İnsanın hayat-ı içtimaiyesini ifsad eden bir desise-i şeytaniye şudur ki: Bir mü’minin bir tek seyyiesiyle bütün hasenatını örter.
Üçüncü Nokta: İnsanın hayat-ı içtimaiyesini ifsad eden bir desise-i şeytaniye şudur ki: Bir mü’minin bir tek seyyiesiyle bütün hasenatını örter. Şeytanın bu desisesini dinleyen insafsızlar, o mü’mine adavet ederler. Halbuki Cenab-ı Hak, haşirde adalet-i mutlaka ile mizan-ı ekberinde, a’mâl-i mükellefîni tarttığı zaman, hasenatı seyyiata galibiyeti-mağlûbiyeti noktasında hükmeyler. Hem seyyiatın esbabı çok ve vücudları kolay olduğundan, bazen bir tek hasene ile çok seyyiatını örter.
Demek bu dünyada o adalet-i İlâhiye noktasında muamele gerektir. Eğer bir adamın iyilikleri fenalıklarına kemiyeten veya keyfiyeten ziyade gelse, o adam muhabbete ve hürmete müstahaktır.
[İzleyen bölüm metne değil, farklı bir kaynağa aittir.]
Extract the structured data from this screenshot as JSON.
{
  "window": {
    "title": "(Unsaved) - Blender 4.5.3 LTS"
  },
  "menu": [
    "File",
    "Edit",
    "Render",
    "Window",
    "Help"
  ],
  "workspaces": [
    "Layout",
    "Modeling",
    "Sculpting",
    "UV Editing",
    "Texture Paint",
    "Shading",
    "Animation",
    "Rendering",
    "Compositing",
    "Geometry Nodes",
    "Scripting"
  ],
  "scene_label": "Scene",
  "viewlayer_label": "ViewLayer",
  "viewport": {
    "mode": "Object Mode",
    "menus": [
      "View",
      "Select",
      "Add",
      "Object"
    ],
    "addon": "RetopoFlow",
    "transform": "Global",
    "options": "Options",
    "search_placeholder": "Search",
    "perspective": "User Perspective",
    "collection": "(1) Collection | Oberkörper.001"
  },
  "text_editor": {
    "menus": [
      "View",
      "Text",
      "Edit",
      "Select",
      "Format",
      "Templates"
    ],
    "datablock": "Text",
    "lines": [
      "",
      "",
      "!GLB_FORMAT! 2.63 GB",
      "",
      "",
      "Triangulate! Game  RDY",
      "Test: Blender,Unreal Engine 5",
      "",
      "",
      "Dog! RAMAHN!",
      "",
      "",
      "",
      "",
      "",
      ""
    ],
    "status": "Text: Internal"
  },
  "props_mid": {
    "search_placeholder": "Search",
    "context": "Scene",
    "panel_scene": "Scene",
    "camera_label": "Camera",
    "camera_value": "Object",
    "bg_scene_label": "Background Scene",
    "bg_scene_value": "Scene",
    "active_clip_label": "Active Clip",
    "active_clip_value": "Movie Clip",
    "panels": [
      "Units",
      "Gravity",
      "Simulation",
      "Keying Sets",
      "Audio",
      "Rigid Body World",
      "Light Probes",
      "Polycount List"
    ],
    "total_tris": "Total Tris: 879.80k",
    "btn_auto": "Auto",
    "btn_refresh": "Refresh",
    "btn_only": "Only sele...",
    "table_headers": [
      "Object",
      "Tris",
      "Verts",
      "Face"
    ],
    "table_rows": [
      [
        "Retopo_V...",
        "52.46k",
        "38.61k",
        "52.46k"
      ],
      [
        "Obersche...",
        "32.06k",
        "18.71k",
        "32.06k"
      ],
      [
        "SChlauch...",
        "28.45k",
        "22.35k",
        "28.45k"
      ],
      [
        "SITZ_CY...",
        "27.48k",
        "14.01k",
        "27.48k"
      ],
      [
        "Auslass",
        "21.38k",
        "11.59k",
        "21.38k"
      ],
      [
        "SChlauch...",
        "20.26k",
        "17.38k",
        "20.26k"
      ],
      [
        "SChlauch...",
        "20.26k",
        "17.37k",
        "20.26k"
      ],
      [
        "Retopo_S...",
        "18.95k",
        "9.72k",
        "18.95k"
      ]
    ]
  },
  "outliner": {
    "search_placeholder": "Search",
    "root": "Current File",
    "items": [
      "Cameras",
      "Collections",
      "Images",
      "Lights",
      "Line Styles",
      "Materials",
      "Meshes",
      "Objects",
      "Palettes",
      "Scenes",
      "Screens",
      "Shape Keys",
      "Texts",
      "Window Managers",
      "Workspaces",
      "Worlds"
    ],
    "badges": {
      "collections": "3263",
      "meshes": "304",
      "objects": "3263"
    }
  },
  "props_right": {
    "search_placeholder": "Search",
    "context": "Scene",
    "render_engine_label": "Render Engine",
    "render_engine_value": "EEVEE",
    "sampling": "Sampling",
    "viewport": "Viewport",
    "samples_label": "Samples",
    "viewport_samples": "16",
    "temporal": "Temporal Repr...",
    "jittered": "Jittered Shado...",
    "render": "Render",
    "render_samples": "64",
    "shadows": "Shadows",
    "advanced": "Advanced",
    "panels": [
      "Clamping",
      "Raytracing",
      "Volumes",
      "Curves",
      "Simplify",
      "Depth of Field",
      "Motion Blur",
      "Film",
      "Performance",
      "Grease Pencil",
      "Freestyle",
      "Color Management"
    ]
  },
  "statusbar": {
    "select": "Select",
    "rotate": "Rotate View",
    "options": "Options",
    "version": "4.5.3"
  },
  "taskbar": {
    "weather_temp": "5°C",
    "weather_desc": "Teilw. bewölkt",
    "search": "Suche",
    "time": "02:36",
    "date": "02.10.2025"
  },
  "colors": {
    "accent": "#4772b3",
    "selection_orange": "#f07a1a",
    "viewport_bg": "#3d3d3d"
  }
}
Belki kıymettar bir tek hasene ile çok seyyiatına nazar-ı af ile bakmak lâzımdır. Halbuki insan, fıtratındaki zulüm damarıyla, şeytanın telkiniyle, bir zatın yüz hasenatını bir tek seyyie yüzünden unutur, mü’min kardeşine adavet eder, günahlara girer. Nasıl bir sinek kanadı göz üstüne bırakılsa bir dağı setreder, göstermez. Öyle de, insan, garaz damarıyla, sinek kanadı kadar bir seyyie ile dağ gibi hasenatı örter, unutur, mü’min kardeşine adavet eder, insanların hayat-ı içtimaiyesinde bir fesat aleti olur.
Şeytanın bu desisesine benzer diğer bir desise ile, insanın selâmet-i fikrini ifsad ediyor. Hakaik-ı imaniyeye karşı sıhhat-i muhakemeyi bozuyor ve istikamet-i fikriyeyi ihlâl ediyor.
Şöyle ki: Bir hakikat-i imaniyeye dair yüzer delâil-i ispatiyenin hükmünü, nefyine delâlet eden bir emare ile kırmak ister.
Halbuki kaide-i mukarreredir ki, “Bir ispat edici, çok nefyedicilere tereccüh ediyor.” Bir dâvâya müsbit bir şahidin hükmü, yüz nâfîlere racih olur.
Bu hakikate bu temsil ile bak.
Şöyle ki: Bir saray, yüzer kapalı kapıları var. Bir tek kapı açılmasıyla o saraya girilebilir, öteki kapılar da açılır. Eğer bütün kapılar açık olsa, bir iki tanesi kapansa, o saraya girilemeyeceği söylenemez.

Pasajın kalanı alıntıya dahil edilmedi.